Under 23s will stop receiving unemployment benefit unless they join a Youth Guarantee programme, through which young people go through a tailored training programme aimed at improving job prospects.

The measure will also apply to single parents whose children are one year and older. They will lose their entitlement of some €100 a week, known colloquially as ‘relief’, unless they join the training initiative.

The measures are intended to underpin the theme for this Budget which is meant to employ a carrot and stick approach to encourage work.

However, there will be the usual fiscal measures aimed at increasing revenue.

Wine drinkers are in for an excise tax of 20 cents per litre, a move resisted in previous years to protect the local industry which took a hit from increased competition after Malta joined the EU. Spirits, however, are not expected to be affected.
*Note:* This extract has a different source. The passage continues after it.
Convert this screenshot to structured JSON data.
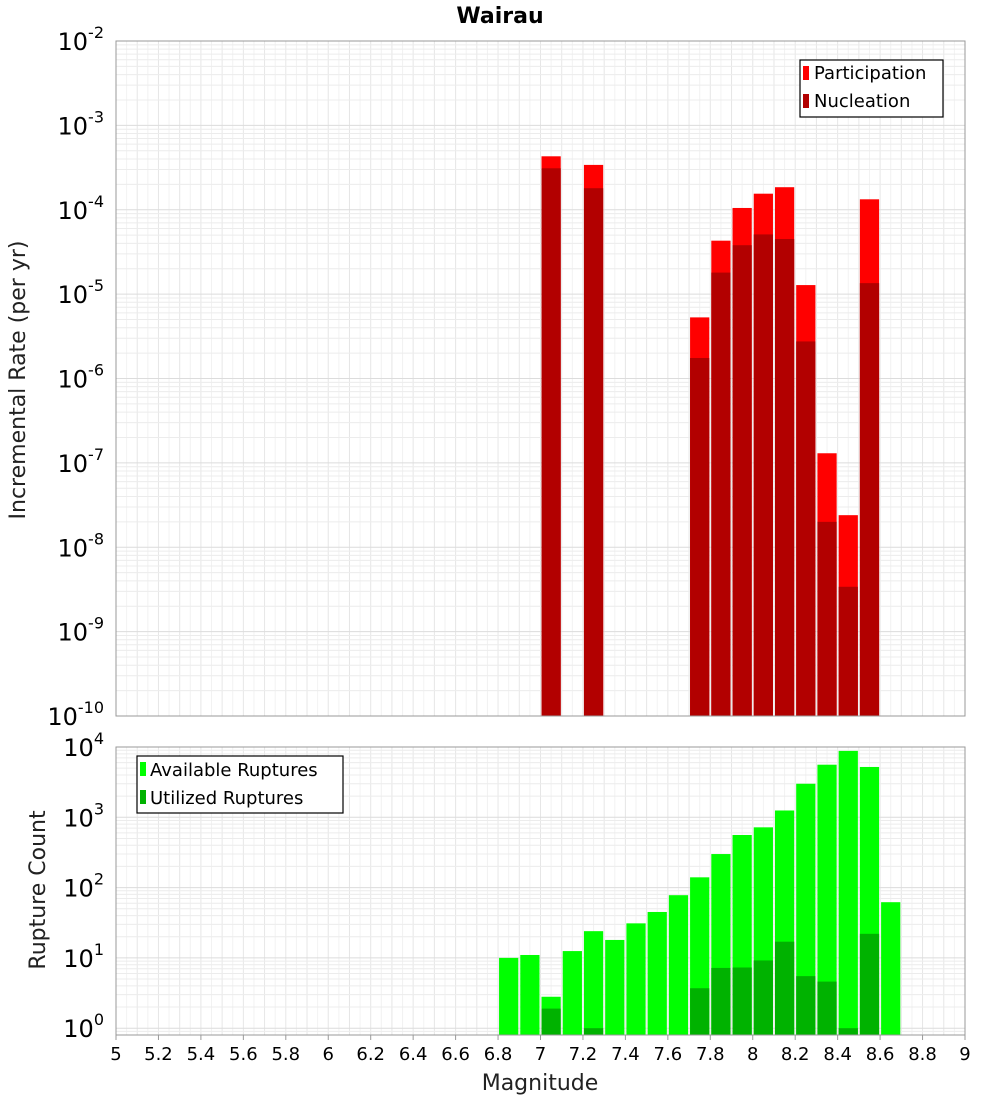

There will also be a one-time top-up for those who are at the lower end of the income scale to compensate for this year’s low cost of living adjustment, which works out at just 58 cents a week, but the details of how this would work could not be obtained.

There will also be some incentives to encourage young single parents to join the labour market.

Currently, single parents on benefits who chose to join the labour market, have their entitlement reduced progressively if they earn more than €57 a week – a low threshold which is seen to discourage people entering the marketplace.

The government now intends scrapping this threshold and will instead introduce what is known as benefit tapering over a three-year period.

They will keep 65% of benefits in first year of work

They will keep 65 per cent of their benefits in the first year of employment, 45 per cent in the second year, and 25 per cent in the third year.

Moreover, employers who hire single parents or switch them to full-time employment will be given a cash refund equivalent to the salary of their workers, up to a maximum of €10,000 over two years.

The measures are part of a raft of recommendations which had been made by the Union Ħaddiema Magħqudin in 2012 as part of its JobsPlus programme which both main parties endorsed before the last election.

Finance Minister Edward Scicluna is expected to announce investment in new IT infrastructure at the Employment Training Corporation.

The move will help tighten the system to weed out benefit frauds.

As expected, the maximum income tax rate will now be capped at 25 per cent.